1986: Tragedy strikes
Thierry Sabine and Daniel Balavoine die in a helicopter crash alongside pilot François-Xavier Bagnoud, journalist Nathalie Odent and radio technician Jean-Paul Lefur. Gilbert Sabine, the father of the creator of the race, takes over as director.

1992: Africa from north to south
The Dakar takes a break from the capital of Senegal to pit the competitors against the challenge of a lifetime. The drivers and riders have to tackle a route of almost 12,500 kilometers through 11 countries to cross Africa from one side to the other and reach Cape Town in South Africa. Stéphane Peterhansel (motorbikes) and Hubert Auriol (cars) stand atop the podium at the end of the Odyssey.

1998: Peterhansel rolls a six
The biker with a blue bandana emerges victorious from a clash of titans with Orioli and Arcarons to become the undisputed master of the category in the 1990s. His sixth win catapults him past Cyril Neveu as the event record holder. “Peter” has since added seven car victories to his tally!

2000: At the foot of the pyramids
The Dakar marks the turn of the century next to one of the seven wonders of the world: the Great Pyramid of Giza. Reigning champions Richard Sainct (motorbikes) and Jean-Louis Schlesser (cars) both manage to defend their titles against this prestigious backdrop.

2001: Miss Dakar
No one suspects that this will be the last Paris–Dakar. In contrast, everyone sees Jutta Kleinschmidt, who had made her Dakar debut in 1988 on a motorbike, become the first woman to win the rally, this time racing at the wheel of a Mitsubishi 4×4. She remains the only female winner of the event to date.
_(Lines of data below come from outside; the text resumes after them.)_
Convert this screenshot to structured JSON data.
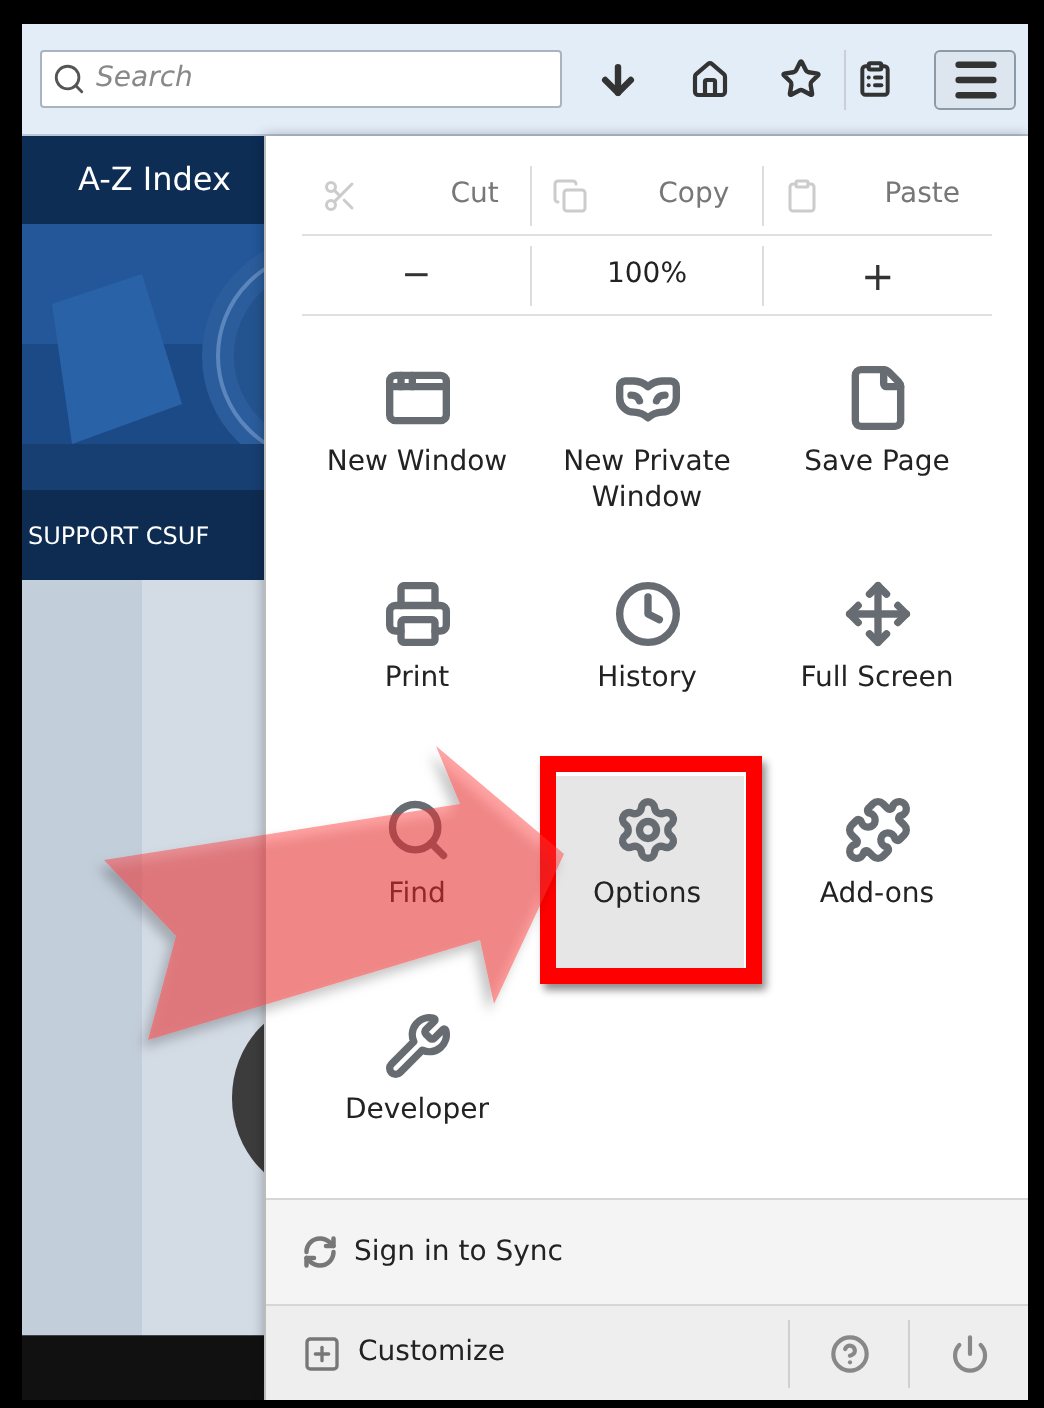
{
  "toolbar": {
    "search": {
      "placeholder": "Search"
    }
  },
  "page": {
    "nav_link": "A-Z Index",
    "banner": "SUPPORT CSUF"
  },
  "menu": {
    "edit_row": [
      {
        "label": "Cut",
        "disabled": true
      },
      {
        "label": "Copy",
        "disabled": true
      },
      {
        "label": "Paste",
        "disabled": true
      }
    ],
    "zoom_row": {
      "minus": "−",
      "level_text": "100%",
      "plus": "+"
    },
    "items": [
      {
        "label": "New Window",
        "selected": false,
        "disabled": false
      },
      {
        "label": "New Private Window",
        "selected": false,
        "disabled": false
      },
      {
        "label": "Save Page",
        "selected": false,
        "disabled": false
      },
      {
        "label": "Print",
        "selected": false,
        "disabled": false
      },
      {
        "label": "History",
        "selected": false,
        "disabled": false
      },
      {
        "label": "Full Screen",
        "selected": false,
        "disabled": false
      },
      {
        "label": "Find",
        "selected": false,
        "disabled": false
      },
      {
        "label": "Options",
        "selected": true,
        "disabled": false
      },
      {
        "label": "Add-ons",
        "selected": false,
        "disabled": false
      },
      {
        "label": "Developer",
        "selected": false,
        "disabled": false
      }
    ],
    "sync": "Sign in to Sync",
    "customize": "Customize"
  }
}
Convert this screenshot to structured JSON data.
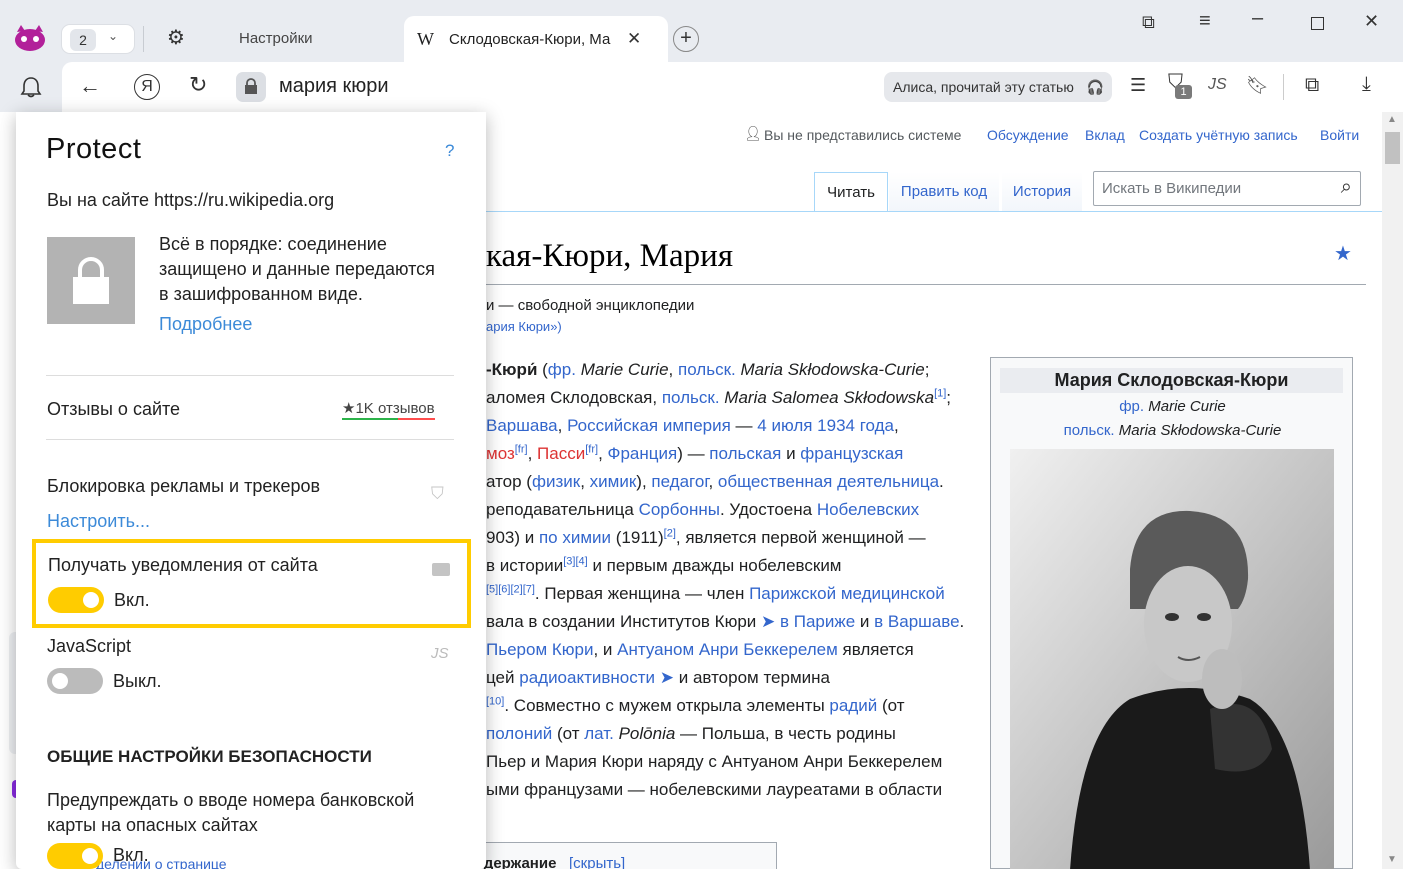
{
  "tabs": {
    "count": "2",
    "settings_tab": "Настройки",
    "active_tab": "Склодовская-Кюри, Ма",
    "active_favicon": "W"
  },
  "address": {
    "url_text": "мария кюри",
    "alice_label": "Алиса, прочитай эту статью",
    "badge_count": "1"
  },
  "wiki": {
    "user_links": {
      "not_logged": "Вы не представились системе",
      "discussion": "Обсуждение",
      "contrib": "Вклад",
      "create": "Создать учётную запись",
      "login": "Войти"
    },
    "tabs": {
      "read": "Читать",
      "edit": "Править код",
      "history": "История"
    },
    "search_placeholder": "Искать в Википедии",
    "title": "кая-Кюри, Мария",
    "from": "и — свободной энциклопедии",
    "redirect": "ария Кюри»)",
    "infobox": {
      "title": "Мария Склодовская-Кюри",
      "fr_label": "фр.",
      "fr_name": "Marie Curie",
      "pl_label": "польск.",
      "pl_name": "Maria Skłodowska-Curie"
    },
    "toc": {
      "label": "Содержание",
      "hide": "[скрыть]"
    }
  },
  "popup": {
    "title": "Protect",
    "help": "?",
    "site_line": "Вы на сайте https://ru.wikipedia.org",
    "secure_text_1": "Всё в порядке: соединение",
    "secure_text_2": "защищено и данные передаются",
    "secure_text_3": "в зашифрованном виде.",
    "more_link": "Подробнее",
    "reviews_label": "Отзывы о сайте",
    "reviews_count": "★1K отзывов",
    "adblock_label": "Блокировка рекламы и трекеров",
    "configure_link": "Настроить...",
    "notif_label": "Получать уведомления от сайта",
    "notif_state": "Вкл.",
    "js_label": "JavaScript",
    "js_state": "Выкл.",
    "section_title": "ОБЩИЕ НАСТРОЙКИ БЕЗОПАСНОСТИ",
    "bank_label_1": "Предупреждать о вводе номера банковской",
    "bank_label_2": "карты на опасных сайтах",
    "bank_state": "Вкл.",
    "peek_text": "делении о странице"
  },
  "colors": {
    "accent_yellow": "#ffcc00",
    "wiki_link": "#3366cc",
    "chrome_bg": "#e9ecf1",
    "toggle_off": "#bbbbbb"
  }
}
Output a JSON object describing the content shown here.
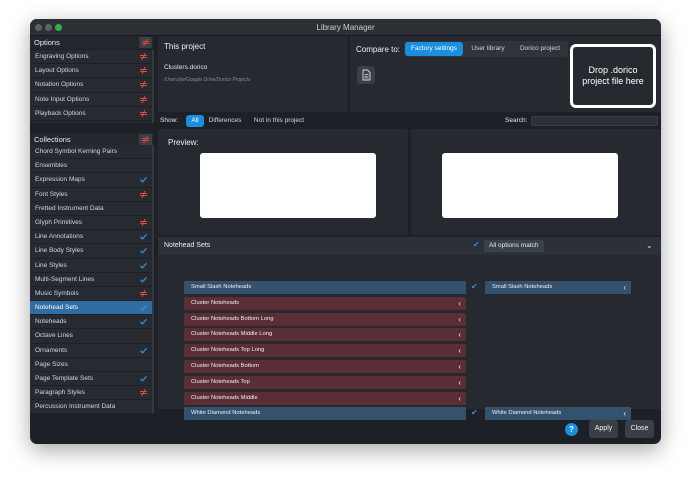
{
  "window": {
    "title": "Library Manager"
  },
  "options": {
    "title": "Options",
    "items": [
      {
        "label": "Engraving Options",
        "status": "diff"
      },
      {
        "label": "Layout Options",
        "status": "diff"
      },
      {
        "label": "Notation Options",
        "status": "diff"
      },
      {
        "label": "Note Input Options",
        "status": "diff"
      },
      {
        "label": "Playback Options",
        "status": "diff"
      }
    ]
  },
  "collections": {
    "title": "Collections",
    "items": [
      {
        "label": "Chord Symbol Kerning Pairs",
        "status": ""
      },
      {
        "label": "Ensembles",
        "status": ""
      },
      {
        "label": "Expression Maps",
        "status": "match"
      },
      {
        "label": "Font Styles",
        "status": "diff"
      },
      {
        "label": "Fretted Instrument Data",
        "status": ""
      },
      {
        "label": "Glyph Primitives",
        "status": "diff"
      },
      {
        "label": "Line Annotations",
        "status": "match"
      },
      {
        "label": "Line Body Styles",
        "status": "match"
      },
      {
        "label": "Line Styles",
        "status": "match"
      },
      {
        "label": "Multi-Segment Lines",
        "status": "match"
      },
      {
        "label": "Music Symbols",
        "status": "diff"
      },
      {
        "label": "Notehead Sets",
        "status": "match",
        "selected": true
      },
      {
        "label": "Noteheads",
        "status": "match"
      },
      {
        "label": "Octave Lines",
        "status": ""
      },
      {
        "label": "Ornaments",
        "status": "match"
      },
      {
        "label": "Page Sizes",
        "status": ""
      },
      {
        "label": "Page Template Sets",
        "status": "match"
      },
      {
        "label": "Paragraph Styles",
        "status": "diff"
      },
      {
        "label": "Percussion Instrument Data",
        "status": ""
      }
    ]
  },
  "project": {
    "title": "This project",
    "filename": "Clusters.dorico",
    "path": "/Users/jw/Google Drive/Dorico Projects"
  },
  "compare": {
    "label": "Compare to:",
    "options": [
      "Factory settings",
      "User library",
      "Dorico project"
    ],
    "active": 0
  },
  "drop": {
    "line1": "Drop .dorico",
    "line2": "project file here"
  },
  "filter": {
    "show_label": "Show:",
    "options": [
      "All",
      "Differences",
      "Not in this project"
    ],
    "active": 0,
    "search_label": "Search:",
    "search_value": ""
  },
  "preview": {
    "label": "Preview:"
  },
  "diff": {
    "section_title": "Notehead Sets",
    "match_label": "All options match",
    "left_items": [
      {
        "label": "Small Slash Noteheads",
        "kind": "blue",
        "tick": true
      },
      {
        "label": "Cluster Noteheads",
        "kind": "red",
        "tick": false
      },
      {
        "label": "Cluster Noteheads Bottom Long",
        "kind": "red",
        "tick": false
      },
      {
        "label": "Cluster Noteheads Middle Long",
        "kind": "red",
        "tick": false
      },
      {
        "label": "Cluster Noteheads Top Long",
        "kind": "red",
        "tick": false
      },
      {
        "label": "Cluster Noteheads Bottom",
        "kind": "red",
        "tick": false
      },
      {
        "label": "Cluster Noteheads Top",
        "kind": "red",
        "tick": false
      },
      {
        "label": "Cluster Noteheads Middle",
        "kind": "red",
        "tick": false
      },
      {
        "label": "White Diamond Noteheads",
        "kind": "blue",
        "tick": true
      }
    ],
    "right_items": [
      {
        "label": "Small Slash Noteheads",
        "row": 0
      },
      {
        "label": "White Diamond Noteheads",
        "row": 8
      }
    ]
  },
  "footer": {
    "help": "?",
    "apply": "Apply",
    "close": "Close"
  },
  "colors": {
    "accent": "#1a8fe0",
    "diff_mark": "#e2453c",
    "match_tick": "#2d8fe6"
  }
}
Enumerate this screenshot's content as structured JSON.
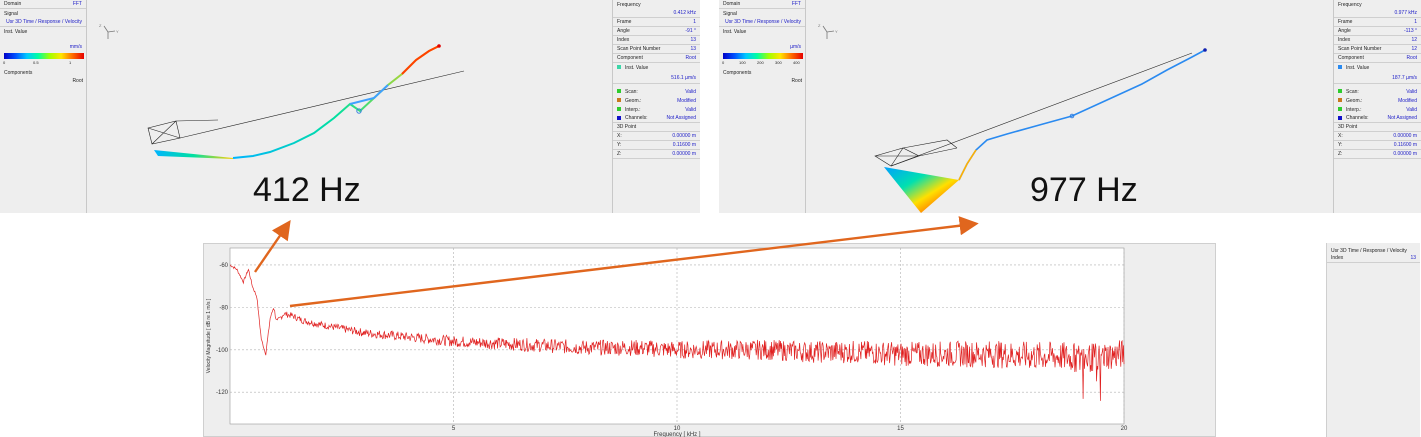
{
  "left_panel": {
    "domain_label": "Domain",
    "domain_value": "FFT",
    "signal_label": "Signal",
    "signal_value": "Usr 3D Time / Response / Velocity",
    "inst_label": "Inst. Value",
    "unit": "mm/s",
    "ticks": [
      "0",
      "0.5",
      "1"
    ],
    "components_label": "Components",
    "components_value": "Root"
  },
  "right_panel_a": {
    "rows": [
      {
        "label": "Frequency",
        "value": ""
      },
      {
        "label": "",
        "value": "0.412 kHz"
      },
      {
        "label": "Frame",
        "value": "1"
      },
      {
        "label": "Angle",
        "value": "-91 °"
      },
      {
        "label": "Index",
        "value": "13"
      },
      {
        "label": "Scan Point Number",
        "value": "13"
      },
      {
        "label": "Component",
        "value": "Root"
      }
    ],
    "inst_label": "Inst. Value",
    "inst_value": "516.1 µm/s",
    "status": [
      {
        "label": "Scan:",
        "value": "Valid",
        "color": "#2ecc2e"
      },
      {
        "label": "Geom.:",
        "value": "Modified",
        "color": "#c8781e"
      },
      {
        "label": "Interp.:",
        "value": "Valid",
        "color": "#2ecc2e"
      },
      {
        "label": "Channels:",
        "value": "Not Assigned",
        "color": "#1010c8"
      }
    ],
    "point_label": "3D Point",
    "coords": [
      {
        "label": "X:",
        "value": "0.00000 m"
      },
      {
        "label": "Y:",
        "value": "0.11600 m"
      },
      {
        "label": "Z:",
        "value": "0.00000 m"
      }
    ]
  },
  "left_panel_b": {
    "domain_label": "Domain",
    "domain_value": "FFT",
    "signal_label": "Signal",
    "signal_value": "Usr 3D Time / Response / Velocity",
    "inst_label": "Inst. Value",
    "unit": "µm/s",
    "ticks": [
      "0",
      "100",
      "200",
      "300",
      "400"
    ],
    "components_label": "Components",
    "components_value": "Root"
  },
  "right_panel_b": {
    "rows": [
      {
        "label": "Frequency",
        "value": ""
      },
      {
        "label": "",
        "value": "0.977 kHz"
      },
      {
        "label": "Frame",
        "value": "1"
      },
      {
        "label": "Angle",
        "value": "-113 °"
      },
      {
        "label": "Index",
        "value": "12"
      },
      {
        "label": "Scan Point Number",
        "value": "12"
      },
      {
        "label": "Component",
        "value": "Root"
      }
    ],
    "inst_label": "Inst. Value",
    "inst_value": "187.7 µm/s",
    "status": [
      {
        "label": "Scan:",
        "value": "Valid",
        "color": "#2ecc2e"
      },
      {
        "label": "Geom.:",
        "value": "Modified",
        "color": "#c8781e"
      },
      {
        "label": "Interp.:",
        "value": "Valid",
        "color": "#2ecc2e"
      },
      {
        "label": "Channels:",
        "value": "Not Assigned",
        "color": "#1010c8"
      }
    ],
    "point_label": "3D Point",
    "coords": [
      {
        "label": "X:",
        "value": "0.00000 m"
      },
      {
        "label": "Y:",
        "value": "0.11600 m"
      },
      {
        "label": "Z:",
        "value": "0.00000 m"
      }
    ]
  },
  "annotations": {
    "freq_a": "412 Hz",
    "freq_b": "977 Hz",
    "arrow_color": "#e0661e"
  },
  "legend": {
    "title": "Usr 3D Time / Response / Velocity",
    "index_label": "Index",
    "index_value": "13"
  },
  "chart_data": {
    "type": "line",
    "xlabel": "Frequency [ kHz ]",
    "ylabel": "Velocity Magnitude [ dB re 1 m/s ]",
    "xlim": [
      0,
      20
    ],
    "ylim": [
      -135,
      -52
    ],
    "xticks": [
      5,
      10,
      15,
      20
    ],
    "yticks": [
      -60,
      -80,
      -100,
      -120
    ],
    "grid": true,
    "line_color": "#e02020",
    "series": [
      {
        "values_kind": "envelope",
        "x": [
          0.0,
          0.15,
          0.3,
          0.412,
          0.5,
          0.6,
          0.7,
          0.8,
          0.9,
          0.977,
          1.05,
          1.2,
          1.4,
          1.6,
          1.8,
          2.0,
          2.5,
          3,
          4,
          5,
          6,
          7,
          8,
          9,
          10,
          11,
          12,
          13,
          14,
          15,
          16,
          17,
          18,
          18.5,
          19,
          19.2,
          19.5,
          20
        ],
        "y": [
          -60,
          -62,
          -68,
          -62,
          -70,
          -75,
          -95,
          -102,
          -85,
          -80,
          -87,
          -83,
          -84,
          -86,
          -87,
          -88,
          -90,
          -92,
          -94,
          -96,
          -97,
          -98,
          -99,
          -99,
          -100,
          -100,
          -100,
          -101,
          -101,
          -102,
          -102,
          -102,
          -103,
          -103,
          -104,
          -104,
          -103,
          -102
        ]
      }
    ]
  }
}
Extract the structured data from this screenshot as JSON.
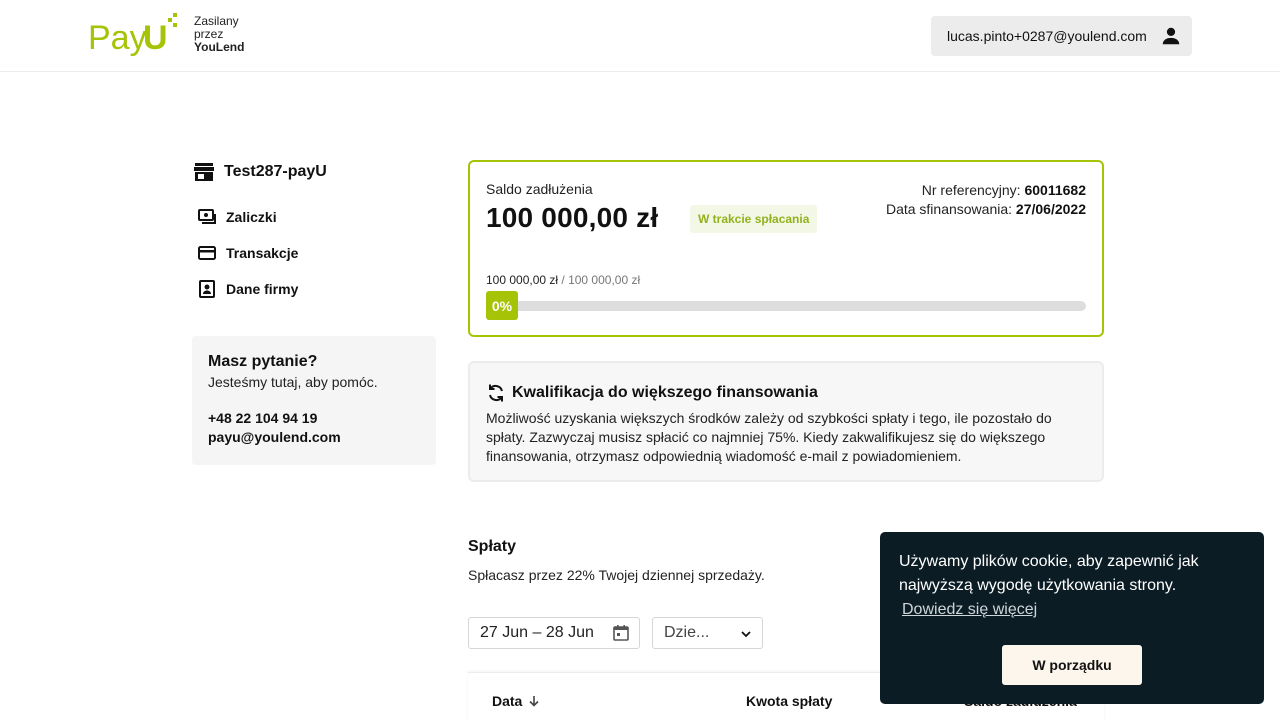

2009: Rising from the ashes in Buenos Aires
The Dakar picks itself up and crosses the Atlantic to rise from the ashes. A new era dawns with 4 million spectators turning out in force to cheer on the drivers and riders in the majestic landscapes of Argentina and Chile.

2012: Pacific Challenge
After three years with a route starting and ending in Buenos Aires, the organizers break the mold with a finish on the Pacific coast of Lima, Peru.

2014: Dizzying heights
Bolivia becomes the 28th country to host the Dakar. The Altiplano and Salar de Uyuni introduce a new test for the competitors: extreme altitude, which takes a toll on both their bodies and their machines.

2020: Chapter 3
In the wake of its first foray into Paraguay in 2017, the Dakar adds the 30th country to its list. In Saudi Arabia, the largest country on the Arabian Peninsula, the competitors will face challenges such as the “Empty Quarter,” a pristine expanse that has never been explored fully before.